Some have gone as far as to say that Pittman’s hire helped lock up five-star QB Jacob Eason. I have it on pretty good authority that the hire helped quite a bit.
Why does offensive line play matter so much? Its a simple answer, but it might be the key to football: The offensive line protects the most important player on the field… the quarterback.
Without an offensive line of significance, UGA won’t do anything that matters. Alabama, leader in all things line of scrimmage, has made a dynasty out of very good offensive line play. As Kirby Smart has correctly and repeatedly pointed out: You are always going to be able to get great skill players at Georgia, but getting a great offensive line with depth is what will take the Dawgs to the next level.
“To pinpoint one spot - you have to play great on the line,” Smart said last week. “I think there are a lot of skill players within a five-hour radius of here, but you have to have great O-line and D-line, and that’s where we have to start with the building blocks to make this a great program.”

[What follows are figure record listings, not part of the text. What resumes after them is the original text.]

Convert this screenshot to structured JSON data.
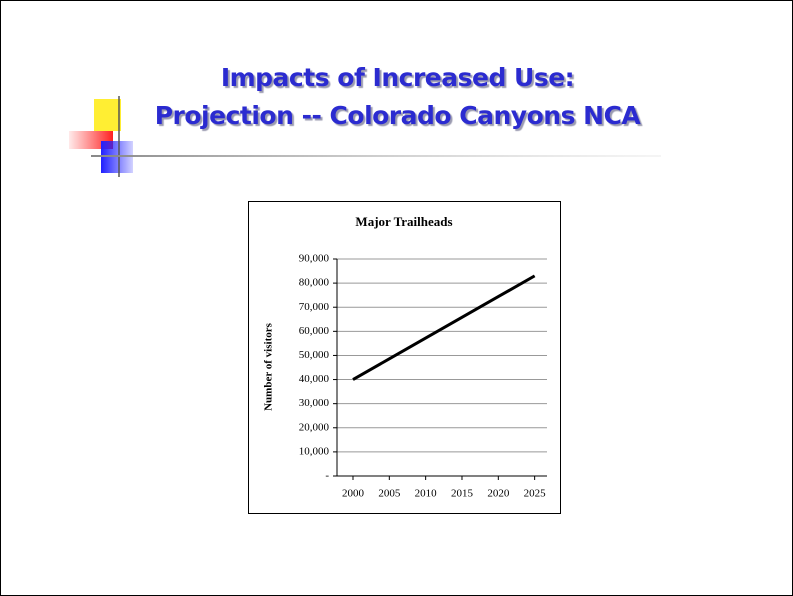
{
  "slide": {
    "title_lines": [
      "Impacts of Increased Use:",
      "Projection -- Colorado Canyons NCA"
    ]
  },
  "chart_data": {
    "type": "line",
    "title": "Major Trailheads",
    "y_label": "Number of visitors",
    "x": [
      2000,
      2005,
      2010,
      2015,
      2020,
      2025
    ],
    "series": [
      {
        "name": "Major Trailheads",
        "color": "#000000",
        "values": [
          40000,
          48600,
          57200,
          65800,
          74400,
          83000
        ]
      }
    ],
    "xlim": [
      1997.8,
      2026.7
    ],
    "xticks": [
      2000,
      2005,
      2010,
      2015,
      2020,
      2025
    ],
    "ylim": [
      0,
      90000
    ],
    "yticks": [
      {
        "value": 0,
        "label": "-"
      },
      {
        "value": 10000,
        "label": "10,000"
      },
      {
        "value": 20000,
        "label": "20,000"
      },
      {
        "value": 30000,
        "label": "30,000"
      },
      {
        "value": 40000,
        "label": "40,000"
      },
      {
        "value": 50000,
        "label": "50,000"
      },
      {
        "value": 60000,
        "label": "60,000"
      },
      {
        "value": 70000,
        "label": "70,000"
      },
      {
        "value": 80000,
        "label": "80,000"
      },
      {
        "value": 90000,
        "label": "90,000"
      }
    ],
    "grid": true,
    "legend": false
  }
}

I can’t tell you how disappointing it was to see the confusing tactics employed last season on the offensive line at UGA. Greg Pyke losing his starting job near the end of the season was perhaps the best example that former OL coach Rob Sale was way, way over his head. It should have never gotten to that point with Pyke.

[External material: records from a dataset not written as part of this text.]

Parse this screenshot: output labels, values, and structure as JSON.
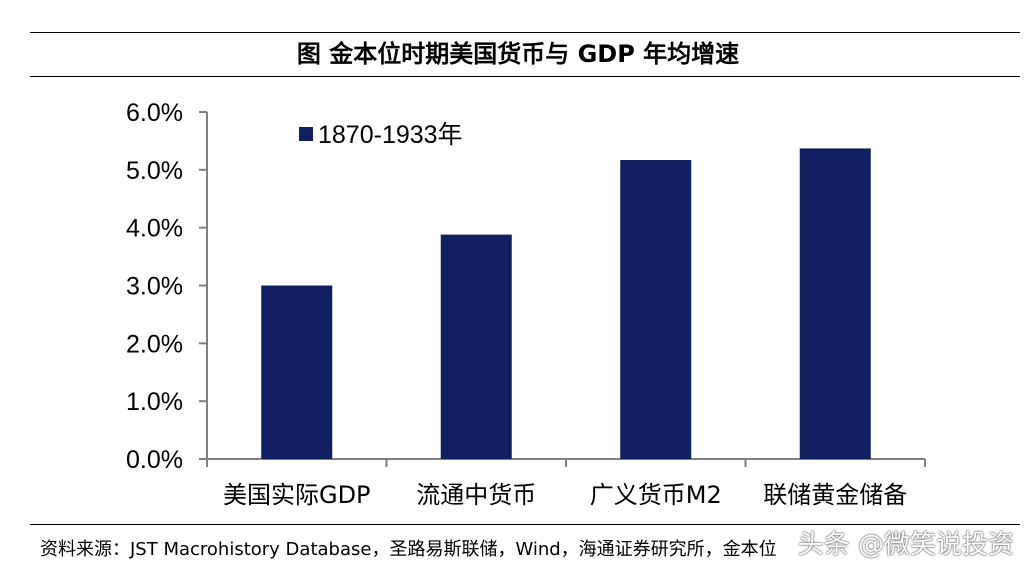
{
  "title": "图 金本位时期美国货币与 GDP 年均增速",
  "source": "资料来源：JST Macrohistory Database，圣路易斯联储，Wind，海通证券研究所，金本位",
  "watermark": "头条 @微笑说投资",
  "colors": {
    "bar": "#0f1f5f",
    "axis": "#808080",
    "text": "#000000"
  },
  "chart_data": {
    "type": "bar",
    "categories": [
      "美国实际GDP",
      "流通中货币",
      "广义货币M2",
      "联储黄金储备"
    ],
    "series": [
      {
        "name": "1870-1933年",
        "values": [
          3.0,
          3.88,
          5.17,
          5.37
        ]
      }
    ],
    "ylim": [
      0,
      6.0
    ],
    "yticks": [
      "0.0%",
      "1.0%",
      "2.0%",
      "3.0%",
      "4.0%",
      "5.0%",
      "6.0%"
    ],
    "title": "",
    "xlabel": "",
    "ylabel": "",
    "grid": false,
    "legend_position": "top-left"
  }
}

That’s why you don’t give inexperienced coaches the ability to hire their buddies. Sale, who's only coaching experience was as an offensive line coach was at McNeese State, is set to do the same thing at Louisiana-Monroe after being paid nearly a half a million dollars for his 12 months in Athens.
Multiple offensive linemen from the Dawgs’ 2015 team told me they thought Sale was in over his head. As it turns out he was for sure.
That’s why insiders are so excited about Sam Pittman. Arkansas called him “universally considered one of the nation’s best offensive line coaches and recruiters.” He’s coached high-level college football for the most part of the last two decades.
Offensive linemen are unique in football because they can be much more developed over time than other positions on the field. Running backs and receivers? Often what you see is what you get.
That’s really not the case with offensive linemen. They have to be built. They have to be developed. They have to be taught. They don’t have to perform a lot of skill, so usually they don’t get nervous. They have to confront the person in front of them and deal with them on an every-down basis. Defensive backs can go entire series without hitting the ground.
Offensive linemen live an alternant universe where their hands get dirty nearly every snap. They are the “building blocks” Smart is taking about.
David Andrews is the best example of what an offensive lineman can grow into if he's being properly developed. If you want a reminder of what he plays like you are welcome to watch the former three-star prospect play for the Patriots in the AFC Championship Game this coming weekend.
UGA needs more David Andrews and fewer Rob Sales.